– Pues voy a tratar de averiguarlo y luego le cuento… Ah, pero sí le puedo decir una cosa que yo sé: usted es el mejor jefe de policías del mundo, digan lo que digan y hagan lo que hagan.
– Gracias, Mario, siempre es bueno saber cosas así, aunque a veces no sirva para nada.
– Sí sirve, Viejo, y usted lo sabe. Cuídese y lo veo el lunes -dijo y colgó, para marcar el número del Flaco. Sólo debió esperar tres timbrazos.
– Flaco, soy yo.
– Dime, salvaje. ¿Vienes para acá?
– No, hoy no puedo, ni mañana, ni pasado… Estoy con un culito de gorrión. Le pedí asilo por tres días.
– Oye, tú, ¿estás enamorado de la loquilla esa?
– No sé, Flaco. Pero creo que con la cabeza que piensa no estoy enamorado, y así es mejor.
– Menos mal… Pero ten cuidado con la otra cabeza, que cuando le coge el gusto a una idea…
– Oye, apunta ahí un número de teléfono. Anjá: seis, uno, tres, cuatro, cinco, seis. Eso es para ti y para la vieja Josefina, por si les hago falta, pero no se lo des ni a la muerte si te lo pide. Ni a la Fundación Guggenheim, ni a Salinger si viene a verme a La Habana, ¿está bien? Ah, se lo das a Candito el Rojo si me busca para algo…
– Oye, ¿y si te quieren ver los investigadores esos?
– Pues que se jodan, Flaco, que se jodan, o que me echen arriba los perros de busca y captura. Vamos a hacer la versión cubana deSoy un fugitivo… Ah, se me olvidaba lo más importante con tanta mierda que estoy hablando: compra dos botellas de ron para el miércoles, que yo te doy el dinero. Es mi regalo de cumpleaños. Yo voy a llamar a Andrés y al Conejo a ver qué inventamos ese día, ¿está bien?
– No hay lío. ¿Tú sabes lo que quiere hacer la vieja por mi cumpleaños? Dice que un asado argentino, con bife de chorizo, chinculines, solomillos, filetes… Ah, oye, y acuérdate que no me trajiste la fotocopia del cuento, tú.
– Pero yo te la llevo el miércoles… Oye, ¿y qué vas a hacer tú con lo de Dulcita?
El Conde sabía que debía esperar y esperó con toda su paciencia.
– Nada, Conde, ¿qué coño voy a hacer? Si viene, pues que venga, y la veo y le digo: Así es la vida, mi socia.
– Sí, eso es lo jodido, que así es la vida. Bueno, después hablamos. Un abrazo, mi hermano -y colgó.

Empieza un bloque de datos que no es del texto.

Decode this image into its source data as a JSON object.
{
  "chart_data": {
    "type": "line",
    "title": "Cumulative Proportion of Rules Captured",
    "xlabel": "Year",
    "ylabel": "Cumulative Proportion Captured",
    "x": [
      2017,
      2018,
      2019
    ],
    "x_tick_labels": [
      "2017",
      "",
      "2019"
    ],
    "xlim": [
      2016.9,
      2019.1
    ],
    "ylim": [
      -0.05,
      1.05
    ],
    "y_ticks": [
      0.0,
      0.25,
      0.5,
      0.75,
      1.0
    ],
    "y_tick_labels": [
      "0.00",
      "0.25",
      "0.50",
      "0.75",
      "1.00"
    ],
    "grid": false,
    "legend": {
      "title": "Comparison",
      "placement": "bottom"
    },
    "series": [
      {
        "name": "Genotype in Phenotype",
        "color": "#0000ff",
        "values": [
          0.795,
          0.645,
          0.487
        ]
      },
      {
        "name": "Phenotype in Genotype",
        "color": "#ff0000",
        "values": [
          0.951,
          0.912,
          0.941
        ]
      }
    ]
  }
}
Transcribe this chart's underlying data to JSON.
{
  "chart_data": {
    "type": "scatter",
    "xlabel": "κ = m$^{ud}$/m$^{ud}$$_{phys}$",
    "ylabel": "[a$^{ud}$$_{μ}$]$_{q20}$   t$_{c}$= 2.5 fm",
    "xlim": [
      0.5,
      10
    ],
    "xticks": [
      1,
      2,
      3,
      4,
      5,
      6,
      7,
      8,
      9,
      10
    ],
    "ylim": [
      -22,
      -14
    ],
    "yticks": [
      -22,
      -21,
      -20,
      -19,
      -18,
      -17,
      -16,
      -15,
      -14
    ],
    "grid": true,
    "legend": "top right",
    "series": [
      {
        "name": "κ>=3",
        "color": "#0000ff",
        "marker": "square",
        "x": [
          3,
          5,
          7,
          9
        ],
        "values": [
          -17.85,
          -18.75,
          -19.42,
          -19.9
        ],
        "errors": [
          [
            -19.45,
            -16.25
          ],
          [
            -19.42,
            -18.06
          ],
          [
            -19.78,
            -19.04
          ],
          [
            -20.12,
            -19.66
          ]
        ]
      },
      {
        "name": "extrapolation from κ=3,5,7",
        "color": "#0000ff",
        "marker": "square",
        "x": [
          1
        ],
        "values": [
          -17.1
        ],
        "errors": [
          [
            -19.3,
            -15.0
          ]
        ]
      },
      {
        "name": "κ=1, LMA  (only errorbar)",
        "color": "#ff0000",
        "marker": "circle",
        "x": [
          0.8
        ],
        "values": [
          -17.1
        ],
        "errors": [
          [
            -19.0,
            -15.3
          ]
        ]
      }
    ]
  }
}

Poly lo esperaba sentada en el borde de la cama, con un vaso de ron en cada mano, y el Conde pensó que era injusto sentirse feliz mientras el Flaco, que ya no era flaco, víctima de una guerra geopolítica en la que fue un peón destrozado, tenía vedadas todas las posibilidades de aquella satisfacción necesaria y sufría con la idea de que una de sus antiguas novias lo viera así, en el fondo del abismo. Acarició el cerquillo de Poly y escogió el vaso más lleno y, sin camisa, salió al pequeño balcón del apartamento en busca de un alivio para sus calores físicos y mentales y observó, en la noche incipiente, las azoteas de La Habana Vieja, erizadas de antenas, ansias de derrumbe e historias inabarcables. ¿Por qué carajo todo tiene que ser así? Pues porque todo es así y no de otra manera, Conde. ¿Será posible volver atrás y desfacer entuertos y errores y equivocaciones? No es posible, Conde, aunque todavía puedes ser invencible, se dijo, cuando, en medio de la oscuridad, descubrió el vuelo extravagante de aquella paloma blanca, que brotaba de un sueño o burlaba sus costumbres de animal diurno y desafiaba la noche tórrida y tomaba altura, en una vertical insistente, y después plegaba las alas y hacía unas piruetas extrañas, como si en ese instante descubriera la sensación vertiginosa de caer en el vacío, hasta que la perdía de vista, detrás de un edificio carcomido por los años. Yo soy esa paloma, pensó, y pensó que, como ella, no tenía otra cosa que hacer: sólo remontar el vuelo, hasta perderse en el cielo y en la noche.